Belajar Dari Pengalaman

Referensi: Budi Wardoyo


 
Dari gerakan rakyat di berbagai negara di Amerika Latin, yang saat ini berhasil membangun kekuasaan pro rakyat, sekalipun bermula dari gerakan sektoral (maupun lokal), namun yang menentukan adalah ketika gerakan-gerakan ini mampu melampaui isu-isu sektornya(maupun kelokalannya), menjadi gerakan yang mengangkat persoalan-persoalan umum, persoalan yang menjadi keresahan rakyat luas; tentu pijakannya juga jernih, yakni persoalan kapitalisme-neoliberal yang menjadi akar masalahnya.

Itulah kenapa setiap upaya Rezim Neoliberal sebelumnya(baik sipil maupun militer) untuk memperkokoh kebijakan neoliberal di negaranya masing-masing; Baik dengan privatisasi BUMN-BUMN, pencabutan berbagai subsidi untuk kepentingan rakyat--seperti pencabutan subsidi BBM, pencabutan subsidi Listrik dll, maupun kebijakan untuk memperbesar/menambah hutang luar negeri--selalu mendapatkan perlawanan kuat dari gerakan rakyat (di mana kaum buruh, petani, pemuda-pelajar, masyarakat adat dll--bisa menyatu, berdasarkan platform yang sama; melawan kapitalisme-neoliberal).

Dan neoliberal, yang juga mensyaratkan stabilitas politik; dengan pembatasan-pembatasan ruang demokrasi--dan bahkan dengan respresif yang terbuka dan massif, juga melahirkan kesadaran, bahwa perjuangan melawan neoliberal juga berarti berjuangan untuk membuka ruang demokrasi seluas-luasnya( membuka ruang partisipasi rakyat seluas-luas, di sebanyak-banyak nya bidang kehidupan).

Lalu, bagaimana dengan Indonesia?
Gerakan buruh--sekalipun sekali-dua kali, bergerak dalam perjuangan isu-isu publik, namun orientasi terkuatnya, masih sebatas perjuangan di sektornya--upah, sistem kerja dst---dan ketika ada isu publik yang diangkat, konsolidasi publiknya masih terlalu lemah---belum beranjak menjadi kekuatan oposisi (pergerakan massa rakyat) yang massif.

Gerakan tani? Jauh lebih "tertinggal" dari sekutunya gerakan buruh; Paling tidak terlihat dari massifnya kriminalisasi, massifnya perampasan tanah--apalagi jika ditambah dengan perusakan lingkungan oleh kooporat, Gerakan tani belum muncul dalam satu gerakan perlawanan yang massif secara nasional--terorganisir, masih kental karakter lokalnya.
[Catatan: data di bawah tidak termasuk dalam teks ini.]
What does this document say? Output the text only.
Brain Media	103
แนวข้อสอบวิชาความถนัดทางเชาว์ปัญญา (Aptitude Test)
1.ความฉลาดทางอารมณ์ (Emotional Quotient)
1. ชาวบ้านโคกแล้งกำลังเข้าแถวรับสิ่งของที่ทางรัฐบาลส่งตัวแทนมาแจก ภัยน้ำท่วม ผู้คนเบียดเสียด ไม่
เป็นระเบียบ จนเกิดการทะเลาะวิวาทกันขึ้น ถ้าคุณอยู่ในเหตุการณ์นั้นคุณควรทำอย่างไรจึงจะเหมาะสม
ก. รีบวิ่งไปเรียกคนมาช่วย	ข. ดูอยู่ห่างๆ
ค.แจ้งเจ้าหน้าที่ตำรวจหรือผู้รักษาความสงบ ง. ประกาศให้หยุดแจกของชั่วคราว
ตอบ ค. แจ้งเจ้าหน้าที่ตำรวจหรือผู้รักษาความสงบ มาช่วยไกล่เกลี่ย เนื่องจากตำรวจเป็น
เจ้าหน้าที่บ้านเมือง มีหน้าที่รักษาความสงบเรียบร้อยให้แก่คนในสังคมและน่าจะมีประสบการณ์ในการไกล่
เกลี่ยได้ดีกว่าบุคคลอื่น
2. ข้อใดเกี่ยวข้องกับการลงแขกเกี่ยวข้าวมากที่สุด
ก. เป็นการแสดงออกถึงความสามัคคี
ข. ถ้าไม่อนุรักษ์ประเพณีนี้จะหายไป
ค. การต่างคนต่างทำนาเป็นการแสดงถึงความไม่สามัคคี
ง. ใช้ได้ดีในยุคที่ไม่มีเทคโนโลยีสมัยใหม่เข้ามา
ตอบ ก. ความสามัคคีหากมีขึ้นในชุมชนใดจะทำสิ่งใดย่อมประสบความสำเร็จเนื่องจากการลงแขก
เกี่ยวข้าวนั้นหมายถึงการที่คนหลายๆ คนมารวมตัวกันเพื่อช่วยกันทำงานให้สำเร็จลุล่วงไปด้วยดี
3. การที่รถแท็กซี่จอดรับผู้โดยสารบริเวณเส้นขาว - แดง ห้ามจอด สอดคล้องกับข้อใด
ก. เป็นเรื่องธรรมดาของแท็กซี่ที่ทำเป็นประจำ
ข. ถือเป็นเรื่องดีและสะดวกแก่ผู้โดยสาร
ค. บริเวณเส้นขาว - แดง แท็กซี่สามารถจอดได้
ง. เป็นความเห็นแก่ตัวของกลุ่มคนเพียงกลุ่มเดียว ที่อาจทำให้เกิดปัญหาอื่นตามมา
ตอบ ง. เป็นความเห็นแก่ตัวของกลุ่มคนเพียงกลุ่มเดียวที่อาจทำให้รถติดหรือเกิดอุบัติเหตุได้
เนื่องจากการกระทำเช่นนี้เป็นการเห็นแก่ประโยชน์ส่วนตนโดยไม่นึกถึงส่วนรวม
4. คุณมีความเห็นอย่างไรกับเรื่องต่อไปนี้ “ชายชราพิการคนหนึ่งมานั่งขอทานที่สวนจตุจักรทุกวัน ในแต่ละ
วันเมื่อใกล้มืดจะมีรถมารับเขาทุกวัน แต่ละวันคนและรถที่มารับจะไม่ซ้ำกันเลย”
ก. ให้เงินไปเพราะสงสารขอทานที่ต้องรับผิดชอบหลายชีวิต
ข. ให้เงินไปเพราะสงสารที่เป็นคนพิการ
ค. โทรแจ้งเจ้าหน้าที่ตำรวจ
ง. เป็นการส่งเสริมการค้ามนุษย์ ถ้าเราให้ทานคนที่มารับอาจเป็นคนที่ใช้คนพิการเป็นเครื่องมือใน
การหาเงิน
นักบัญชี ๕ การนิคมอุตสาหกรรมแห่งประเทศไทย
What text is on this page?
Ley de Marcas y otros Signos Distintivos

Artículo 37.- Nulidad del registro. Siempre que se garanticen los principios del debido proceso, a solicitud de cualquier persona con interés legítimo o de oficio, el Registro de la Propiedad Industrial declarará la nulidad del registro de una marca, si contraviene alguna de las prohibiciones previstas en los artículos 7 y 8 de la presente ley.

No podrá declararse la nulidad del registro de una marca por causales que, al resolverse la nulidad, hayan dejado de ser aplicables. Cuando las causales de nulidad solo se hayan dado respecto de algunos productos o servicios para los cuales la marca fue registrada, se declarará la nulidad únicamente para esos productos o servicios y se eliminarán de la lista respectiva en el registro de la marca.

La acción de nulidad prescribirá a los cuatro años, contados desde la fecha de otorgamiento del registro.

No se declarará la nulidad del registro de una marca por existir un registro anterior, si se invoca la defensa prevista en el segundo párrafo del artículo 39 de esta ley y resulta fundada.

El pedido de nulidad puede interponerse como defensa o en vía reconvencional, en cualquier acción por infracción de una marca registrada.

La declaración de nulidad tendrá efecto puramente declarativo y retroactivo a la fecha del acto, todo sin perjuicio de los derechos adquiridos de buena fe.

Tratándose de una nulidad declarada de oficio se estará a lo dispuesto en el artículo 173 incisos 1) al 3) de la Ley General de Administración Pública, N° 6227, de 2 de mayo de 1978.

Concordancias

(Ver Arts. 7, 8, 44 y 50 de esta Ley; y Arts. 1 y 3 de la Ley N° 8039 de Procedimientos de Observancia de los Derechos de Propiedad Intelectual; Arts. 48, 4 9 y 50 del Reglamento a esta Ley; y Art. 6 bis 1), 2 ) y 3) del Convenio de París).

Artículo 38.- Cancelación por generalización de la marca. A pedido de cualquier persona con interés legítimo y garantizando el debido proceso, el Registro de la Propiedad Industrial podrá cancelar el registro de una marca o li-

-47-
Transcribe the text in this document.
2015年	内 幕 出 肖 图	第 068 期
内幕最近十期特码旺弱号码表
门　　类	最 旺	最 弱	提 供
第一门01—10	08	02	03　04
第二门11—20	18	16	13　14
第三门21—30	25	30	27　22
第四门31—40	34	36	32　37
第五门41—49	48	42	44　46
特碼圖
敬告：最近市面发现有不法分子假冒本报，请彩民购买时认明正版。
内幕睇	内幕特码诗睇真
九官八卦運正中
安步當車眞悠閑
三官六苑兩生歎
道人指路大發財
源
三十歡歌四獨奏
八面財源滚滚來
Selain itu, Gerakan Mahasiswa-Pelajar; setalah menjadi kekuatan penentu pada penumbangan Soeharto--yang pada saat itu juga berperan menyatukan keresahan rakyat hingga keresahan rakyat bermuara pada ledakan kemarahan untuk menggulingan Soeharto, kini Gerakan Mahasiswa-Pelajar, seperti kehilangan landasan intelektualnya---gagap menjawab kebutuhan keresahan rakyat yang terus menderita di bawah Rezim Kapitalis-Neoliberal, Rezim Brutal.

Dan apa terobosannya?

Platform anti kapitalisme-neoliberal (dengan segala kebijakan turunannya) adalah menjadi penting untuk diurai (dengan berbagai kajian, debat, diskusi, polomeik---secara luas, baik di pimpinan-sampai di massa luas) dengan tujuan membangun platform bersama antar gerakan rakyat---untuk perubahan yang sejati-termasuk mencari solusi diluar kapitalis-neoliberal

Yang kedua, adalah platform demokrasi: dari kebebasan berbicara-berkumpul/berhimpun sampai berkespresi, penghargaan terhadap keberagaman, pengadilan terhadap para penjahat HAM, hingga tuntutan akan partisipsasi yang lebih luas----sebagai contoh: UUD yang merupakan konstitusi kita, dalam perubahannya hingga yang ke empat kali nya, tak pernah melibatkan rakyat luas---baik dengan referendum, atau model-model partisipai lainnya.

Karena persatuan gerakan rakyat membutuhkan platform bersama--platform besar yang mengakomodir keresahan massa rakyat luas, sekaligus menjawab jalan keluar dari sistem ekonomi politik yang bertahun-tahun, berpuluh tahun--telah menyingkirkan rakyat ke jurang kemisikinan, kebodohan--dan kehancuran lingkungan.